De nouvelles possibilités d’accès à la culture et aux loisirs s’offrent à elle.

En outre, ce formidable outil de communication que constitue le web contribue à rompre son isolement.

Aujourd’hui, une personne déficiente visuelle peut déjà utiliser certains sites de commerce en ligne pour effectuer des achats, obtenir de l’information sur un horaire de train, une séance de cinéma, des coordonnées personnelles ou professionnelles, …

Malheureusement, si les normes existent en théorie, elles restent insuffisamment utilisées. De plus, les législations en vigueur dans les différents pays sont souvent peu contraignantes (cas du RGAA en France, notamment) et ne concernent souvent que les sites publics de l’État ou des collectivités territoriales.

Ceci est d’autant plus préjudiciable qu’un nombre important de tâches qui nécessitaient auparavant l’aide d’une tierce personne ne peuvent être réalisées que grâce au web :

- Accès et réception de formulaires administratifs,
- Inscription dans des écoles, à des concours…,
- Recherche d’emploi et envoi de CV en ligne,
- Réception de factures, de relevés bancaires…,
- Accès aux médias culturels : livres, films, musiques…

L’utilisation des réseaux sociaux, comme Facebook, Twitter, blogs, etc. ont tendance à prendre une place croissante. L’accessibilité insuffisante de leurs interfaces contraint souvent les utilisateurs d’aides techniques à adopter, quand ils existent, des logiciels de gestion et de consultation alternatifs, même si ces derniers disposent de fonctionnalités moindres.

Avec le développement des programmes et des données délocalisées ou « cloud computing », le web pourrait devenir le principal, voire le seul moyen d’utiliser une application bureautique.

Une accessibilité, même partielle, de ces nouvelles technologies constituerait une régression, tant pour un usage personnel qu’en milieu professionnel où les possibilités d’intégration s’en trouveraient sensiblement réduites.

Le Web, autrefois cantonné à un usage sédentaire essentiellement sur un ordinateur, a bénéficié de l’évolution technologique des matériels et de l’augmentation des débits des liaisons sans fils pour permettre aujourd’hui une utilisation sur des plateformes très diversifiées, qu’elles soient fixes ou mobiles (téléviseurs, Smartphones, tablettes…).

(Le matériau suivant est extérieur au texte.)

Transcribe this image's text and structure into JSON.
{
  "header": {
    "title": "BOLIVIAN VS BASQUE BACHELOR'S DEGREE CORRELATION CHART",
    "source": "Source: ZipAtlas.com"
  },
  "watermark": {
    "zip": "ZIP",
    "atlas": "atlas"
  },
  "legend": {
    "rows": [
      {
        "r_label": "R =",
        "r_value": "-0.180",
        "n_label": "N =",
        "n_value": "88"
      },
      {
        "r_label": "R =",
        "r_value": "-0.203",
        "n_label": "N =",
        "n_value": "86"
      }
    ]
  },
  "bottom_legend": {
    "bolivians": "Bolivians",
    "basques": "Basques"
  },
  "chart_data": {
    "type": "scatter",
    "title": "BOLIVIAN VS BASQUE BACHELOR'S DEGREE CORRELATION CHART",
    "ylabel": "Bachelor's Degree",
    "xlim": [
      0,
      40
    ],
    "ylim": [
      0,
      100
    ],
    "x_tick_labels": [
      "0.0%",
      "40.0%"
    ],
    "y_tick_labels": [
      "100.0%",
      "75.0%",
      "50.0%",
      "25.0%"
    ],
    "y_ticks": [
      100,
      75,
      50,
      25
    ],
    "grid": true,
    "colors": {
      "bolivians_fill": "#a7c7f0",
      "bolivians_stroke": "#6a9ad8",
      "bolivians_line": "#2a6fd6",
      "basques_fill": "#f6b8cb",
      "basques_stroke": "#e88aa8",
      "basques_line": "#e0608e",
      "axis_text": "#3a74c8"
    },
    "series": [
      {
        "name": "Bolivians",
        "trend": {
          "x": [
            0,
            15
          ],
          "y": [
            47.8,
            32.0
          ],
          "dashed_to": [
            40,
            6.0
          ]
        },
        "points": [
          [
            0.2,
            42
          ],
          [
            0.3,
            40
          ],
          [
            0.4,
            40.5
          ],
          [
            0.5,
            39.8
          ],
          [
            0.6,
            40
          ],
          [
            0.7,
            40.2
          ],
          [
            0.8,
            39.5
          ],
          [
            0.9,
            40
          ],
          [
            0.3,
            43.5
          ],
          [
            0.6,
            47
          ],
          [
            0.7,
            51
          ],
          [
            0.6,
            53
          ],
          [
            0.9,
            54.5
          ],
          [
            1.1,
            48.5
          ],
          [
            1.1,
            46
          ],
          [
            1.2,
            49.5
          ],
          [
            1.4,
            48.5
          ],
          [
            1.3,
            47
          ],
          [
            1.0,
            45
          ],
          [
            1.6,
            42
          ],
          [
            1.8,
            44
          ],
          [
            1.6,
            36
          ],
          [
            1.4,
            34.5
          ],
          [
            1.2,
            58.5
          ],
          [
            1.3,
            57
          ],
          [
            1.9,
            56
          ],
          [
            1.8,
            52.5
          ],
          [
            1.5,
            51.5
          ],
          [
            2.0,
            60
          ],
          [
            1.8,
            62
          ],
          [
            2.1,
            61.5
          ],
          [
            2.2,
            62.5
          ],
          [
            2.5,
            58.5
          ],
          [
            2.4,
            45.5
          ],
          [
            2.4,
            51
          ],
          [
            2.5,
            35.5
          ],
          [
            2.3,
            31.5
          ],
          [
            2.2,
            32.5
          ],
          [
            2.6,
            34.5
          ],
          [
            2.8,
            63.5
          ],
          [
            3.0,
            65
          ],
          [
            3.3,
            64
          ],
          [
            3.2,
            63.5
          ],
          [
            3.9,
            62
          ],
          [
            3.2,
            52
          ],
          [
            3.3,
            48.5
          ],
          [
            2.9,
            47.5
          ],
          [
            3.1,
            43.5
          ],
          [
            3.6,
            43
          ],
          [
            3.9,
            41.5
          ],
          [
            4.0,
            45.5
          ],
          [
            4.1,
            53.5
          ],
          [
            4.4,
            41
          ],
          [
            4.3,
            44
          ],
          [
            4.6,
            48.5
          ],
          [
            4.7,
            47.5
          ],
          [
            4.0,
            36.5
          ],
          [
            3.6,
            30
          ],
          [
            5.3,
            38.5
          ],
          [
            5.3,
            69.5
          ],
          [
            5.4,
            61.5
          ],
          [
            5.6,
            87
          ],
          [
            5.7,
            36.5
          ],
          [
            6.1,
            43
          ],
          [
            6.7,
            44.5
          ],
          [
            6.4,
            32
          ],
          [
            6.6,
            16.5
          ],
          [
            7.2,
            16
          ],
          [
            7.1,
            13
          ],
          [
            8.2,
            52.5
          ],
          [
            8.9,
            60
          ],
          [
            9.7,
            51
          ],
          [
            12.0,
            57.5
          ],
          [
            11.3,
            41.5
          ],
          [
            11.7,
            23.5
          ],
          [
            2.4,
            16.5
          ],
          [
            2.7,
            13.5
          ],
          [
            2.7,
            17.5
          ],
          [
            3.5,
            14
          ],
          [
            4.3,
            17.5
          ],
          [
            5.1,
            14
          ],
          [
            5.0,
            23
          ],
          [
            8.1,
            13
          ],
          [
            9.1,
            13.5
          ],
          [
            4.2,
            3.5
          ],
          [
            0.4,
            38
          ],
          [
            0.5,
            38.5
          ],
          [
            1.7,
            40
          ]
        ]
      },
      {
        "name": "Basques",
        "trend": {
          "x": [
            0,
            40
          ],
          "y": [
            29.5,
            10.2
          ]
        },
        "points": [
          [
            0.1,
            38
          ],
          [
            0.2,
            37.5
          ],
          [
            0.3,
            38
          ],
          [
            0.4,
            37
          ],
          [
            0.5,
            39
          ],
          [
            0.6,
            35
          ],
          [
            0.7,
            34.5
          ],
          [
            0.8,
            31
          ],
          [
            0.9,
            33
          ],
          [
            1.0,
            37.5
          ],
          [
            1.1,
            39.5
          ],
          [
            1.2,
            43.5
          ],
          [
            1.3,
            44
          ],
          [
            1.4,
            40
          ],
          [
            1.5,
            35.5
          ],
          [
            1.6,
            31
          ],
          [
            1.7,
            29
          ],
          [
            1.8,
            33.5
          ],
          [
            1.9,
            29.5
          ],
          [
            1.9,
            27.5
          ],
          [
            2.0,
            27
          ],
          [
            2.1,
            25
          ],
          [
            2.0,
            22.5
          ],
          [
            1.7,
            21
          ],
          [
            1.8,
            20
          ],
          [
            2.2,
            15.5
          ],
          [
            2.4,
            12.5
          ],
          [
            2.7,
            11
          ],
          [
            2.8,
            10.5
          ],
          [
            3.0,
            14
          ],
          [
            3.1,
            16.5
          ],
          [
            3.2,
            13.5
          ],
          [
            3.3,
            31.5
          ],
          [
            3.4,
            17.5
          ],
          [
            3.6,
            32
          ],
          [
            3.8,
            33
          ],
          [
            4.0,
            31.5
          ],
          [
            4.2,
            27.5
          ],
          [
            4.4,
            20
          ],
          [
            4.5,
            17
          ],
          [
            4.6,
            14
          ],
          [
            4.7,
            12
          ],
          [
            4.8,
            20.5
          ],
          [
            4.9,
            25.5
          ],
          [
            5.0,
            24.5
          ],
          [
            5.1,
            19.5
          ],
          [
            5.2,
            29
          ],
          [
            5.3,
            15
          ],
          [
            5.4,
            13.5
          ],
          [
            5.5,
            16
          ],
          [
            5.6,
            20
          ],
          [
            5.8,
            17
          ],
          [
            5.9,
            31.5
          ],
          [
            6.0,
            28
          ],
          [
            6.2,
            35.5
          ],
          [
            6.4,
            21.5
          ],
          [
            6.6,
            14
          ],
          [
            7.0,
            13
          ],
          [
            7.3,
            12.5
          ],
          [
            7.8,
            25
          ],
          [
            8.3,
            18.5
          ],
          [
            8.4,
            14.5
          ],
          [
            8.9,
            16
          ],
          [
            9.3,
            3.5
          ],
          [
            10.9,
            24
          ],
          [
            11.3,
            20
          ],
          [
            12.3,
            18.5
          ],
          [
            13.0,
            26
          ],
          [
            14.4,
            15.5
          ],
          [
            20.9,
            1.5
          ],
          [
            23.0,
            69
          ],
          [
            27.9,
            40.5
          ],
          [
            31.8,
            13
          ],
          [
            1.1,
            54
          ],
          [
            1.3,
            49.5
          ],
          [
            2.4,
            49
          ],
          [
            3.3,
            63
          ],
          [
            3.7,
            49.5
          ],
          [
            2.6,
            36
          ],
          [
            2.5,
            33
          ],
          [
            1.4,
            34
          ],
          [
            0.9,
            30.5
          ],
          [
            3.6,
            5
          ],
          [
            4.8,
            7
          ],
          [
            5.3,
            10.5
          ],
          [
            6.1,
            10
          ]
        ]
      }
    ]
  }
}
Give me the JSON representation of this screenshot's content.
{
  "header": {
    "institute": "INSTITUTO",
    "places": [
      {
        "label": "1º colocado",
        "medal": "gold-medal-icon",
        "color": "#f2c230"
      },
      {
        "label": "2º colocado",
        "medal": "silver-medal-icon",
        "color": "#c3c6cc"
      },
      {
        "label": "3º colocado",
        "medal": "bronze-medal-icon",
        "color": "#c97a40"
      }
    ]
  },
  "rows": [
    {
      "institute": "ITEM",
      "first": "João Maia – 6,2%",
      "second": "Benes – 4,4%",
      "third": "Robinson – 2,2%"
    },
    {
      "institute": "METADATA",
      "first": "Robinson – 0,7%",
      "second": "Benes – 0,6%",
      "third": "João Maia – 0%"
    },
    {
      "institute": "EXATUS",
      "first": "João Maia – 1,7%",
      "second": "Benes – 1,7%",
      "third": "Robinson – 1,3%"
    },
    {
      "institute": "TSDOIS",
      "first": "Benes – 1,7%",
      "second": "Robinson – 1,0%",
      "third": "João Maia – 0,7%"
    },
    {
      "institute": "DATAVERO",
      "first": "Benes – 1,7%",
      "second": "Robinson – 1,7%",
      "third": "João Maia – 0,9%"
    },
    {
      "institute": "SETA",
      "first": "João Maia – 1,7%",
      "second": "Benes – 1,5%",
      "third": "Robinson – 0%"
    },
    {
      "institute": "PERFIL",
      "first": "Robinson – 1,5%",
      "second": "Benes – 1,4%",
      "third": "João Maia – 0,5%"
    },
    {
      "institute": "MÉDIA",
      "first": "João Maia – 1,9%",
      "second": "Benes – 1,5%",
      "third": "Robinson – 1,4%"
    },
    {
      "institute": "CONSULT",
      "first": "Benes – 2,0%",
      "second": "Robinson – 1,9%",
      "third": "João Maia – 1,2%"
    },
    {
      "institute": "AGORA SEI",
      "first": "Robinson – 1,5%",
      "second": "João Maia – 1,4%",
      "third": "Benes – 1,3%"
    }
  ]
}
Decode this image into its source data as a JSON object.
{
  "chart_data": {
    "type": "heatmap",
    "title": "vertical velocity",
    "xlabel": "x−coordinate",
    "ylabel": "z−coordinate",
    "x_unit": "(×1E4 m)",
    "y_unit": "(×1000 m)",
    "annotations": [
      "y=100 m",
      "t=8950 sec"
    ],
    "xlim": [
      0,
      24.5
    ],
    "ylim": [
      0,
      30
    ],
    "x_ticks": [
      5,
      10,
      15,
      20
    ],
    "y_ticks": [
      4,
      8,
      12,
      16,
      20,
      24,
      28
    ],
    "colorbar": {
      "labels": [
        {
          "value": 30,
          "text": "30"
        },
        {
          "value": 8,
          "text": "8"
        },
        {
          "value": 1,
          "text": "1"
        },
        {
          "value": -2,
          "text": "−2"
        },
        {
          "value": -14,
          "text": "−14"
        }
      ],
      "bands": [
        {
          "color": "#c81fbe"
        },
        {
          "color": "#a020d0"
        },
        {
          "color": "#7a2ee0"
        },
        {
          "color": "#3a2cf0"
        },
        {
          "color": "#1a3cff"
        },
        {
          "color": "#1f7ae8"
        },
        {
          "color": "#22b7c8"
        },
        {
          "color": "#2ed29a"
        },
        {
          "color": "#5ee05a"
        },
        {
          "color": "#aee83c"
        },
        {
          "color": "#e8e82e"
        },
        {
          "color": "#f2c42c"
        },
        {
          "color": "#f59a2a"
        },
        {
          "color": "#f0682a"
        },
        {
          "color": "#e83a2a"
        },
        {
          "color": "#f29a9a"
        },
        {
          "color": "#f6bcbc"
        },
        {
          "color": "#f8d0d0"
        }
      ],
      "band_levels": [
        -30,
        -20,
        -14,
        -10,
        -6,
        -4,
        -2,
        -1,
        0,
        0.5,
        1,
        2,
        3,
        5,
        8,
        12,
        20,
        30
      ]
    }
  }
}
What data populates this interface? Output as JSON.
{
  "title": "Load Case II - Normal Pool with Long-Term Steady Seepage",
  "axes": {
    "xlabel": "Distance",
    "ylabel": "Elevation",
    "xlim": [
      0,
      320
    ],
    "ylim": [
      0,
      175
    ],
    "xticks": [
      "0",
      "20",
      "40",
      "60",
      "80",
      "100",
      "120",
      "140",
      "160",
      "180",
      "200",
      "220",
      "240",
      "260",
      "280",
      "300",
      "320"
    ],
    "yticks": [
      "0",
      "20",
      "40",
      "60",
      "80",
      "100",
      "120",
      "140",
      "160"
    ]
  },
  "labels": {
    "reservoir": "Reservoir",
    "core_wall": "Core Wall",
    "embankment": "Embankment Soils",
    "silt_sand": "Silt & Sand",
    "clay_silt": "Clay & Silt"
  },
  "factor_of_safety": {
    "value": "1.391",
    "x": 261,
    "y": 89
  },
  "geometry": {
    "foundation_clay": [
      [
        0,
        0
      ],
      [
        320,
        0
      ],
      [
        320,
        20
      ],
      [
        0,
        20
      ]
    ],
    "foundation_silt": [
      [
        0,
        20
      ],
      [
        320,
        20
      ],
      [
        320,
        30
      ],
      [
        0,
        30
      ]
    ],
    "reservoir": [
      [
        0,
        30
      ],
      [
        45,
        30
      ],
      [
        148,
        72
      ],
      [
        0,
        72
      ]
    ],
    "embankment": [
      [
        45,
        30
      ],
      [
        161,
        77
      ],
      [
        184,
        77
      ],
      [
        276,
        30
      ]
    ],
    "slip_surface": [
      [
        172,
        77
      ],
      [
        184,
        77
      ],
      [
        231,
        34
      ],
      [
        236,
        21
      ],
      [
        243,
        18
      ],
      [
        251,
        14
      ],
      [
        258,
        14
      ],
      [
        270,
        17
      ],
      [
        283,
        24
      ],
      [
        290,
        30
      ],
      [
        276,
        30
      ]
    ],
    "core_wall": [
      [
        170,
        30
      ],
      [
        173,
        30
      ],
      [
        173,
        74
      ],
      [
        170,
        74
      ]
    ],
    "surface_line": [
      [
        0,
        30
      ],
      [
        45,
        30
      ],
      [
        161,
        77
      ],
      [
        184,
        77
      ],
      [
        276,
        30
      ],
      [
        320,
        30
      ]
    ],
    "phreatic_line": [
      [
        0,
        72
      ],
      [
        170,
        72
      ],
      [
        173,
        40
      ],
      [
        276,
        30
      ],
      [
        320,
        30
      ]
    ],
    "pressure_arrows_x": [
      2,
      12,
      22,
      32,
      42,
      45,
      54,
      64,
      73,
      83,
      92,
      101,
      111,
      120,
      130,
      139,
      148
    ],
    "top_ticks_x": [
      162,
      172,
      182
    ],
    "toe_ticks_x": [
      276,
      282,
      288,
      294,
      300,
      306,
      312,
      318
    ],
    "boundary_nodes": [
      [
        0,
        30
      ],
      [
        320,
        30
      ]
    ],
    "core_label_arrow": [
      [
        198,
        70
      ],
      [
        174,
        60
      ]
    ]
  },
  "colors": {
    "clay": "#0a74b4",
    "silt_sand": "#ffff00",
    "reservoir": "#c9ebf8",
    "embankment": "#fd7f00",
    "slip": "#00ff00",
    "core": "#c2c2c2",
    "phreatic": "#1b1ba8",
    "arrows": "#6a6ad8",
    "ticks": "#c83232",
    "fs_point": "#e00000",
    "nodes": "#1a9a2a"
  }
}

Ces dispositifs intègrent des systèmes et des logiciels plus ou moins adaptés pour une utilisation par les personnes aveugles ou malvoyantes.

Le clavier n’est également plus le seul moyen d’interaction avec des contenus Web.

Les traditionnelles commandes au clavier risquent d’être négligées de plus en plus, tandis que d’autres méthodes sans alternatives semblent surgir (écrans tactiles, commandes vocales, reconnaissance de mouvement, etc.). En fonction du produit et de la technologie utilisée, qu’adviendra-t-il de l’accessibilité au web à l’aide de ces futurs matériels et logiciels pour les personnes non ou malvoyantes ?

Face à ces enjeux, un cadre législatif plaçant l’accessibilité et la conception universelle au centre des débats serait une forte incitation vers une meilleure prise en compte de l’accessibilité des contenus du web.

Un espoir s’est fait jour récemment aux États-Unis avec la signature par le Président Barack Obama, le 8 octobre 2010, d’une Loi venant amender l’ADA (Americans with disabilities Act :

http://markey.house.gov/index.php?option=content&task=view&id=4106&Itemid=125

Avec différentes échéances, les concepteurs de matériels, logiciels et services devront dorénavant prendre en compte l’accès aux contenus du Web par les personnes aveugles ou malvoyantes au travers d’interfaces utilisateur telles que les Smartphones.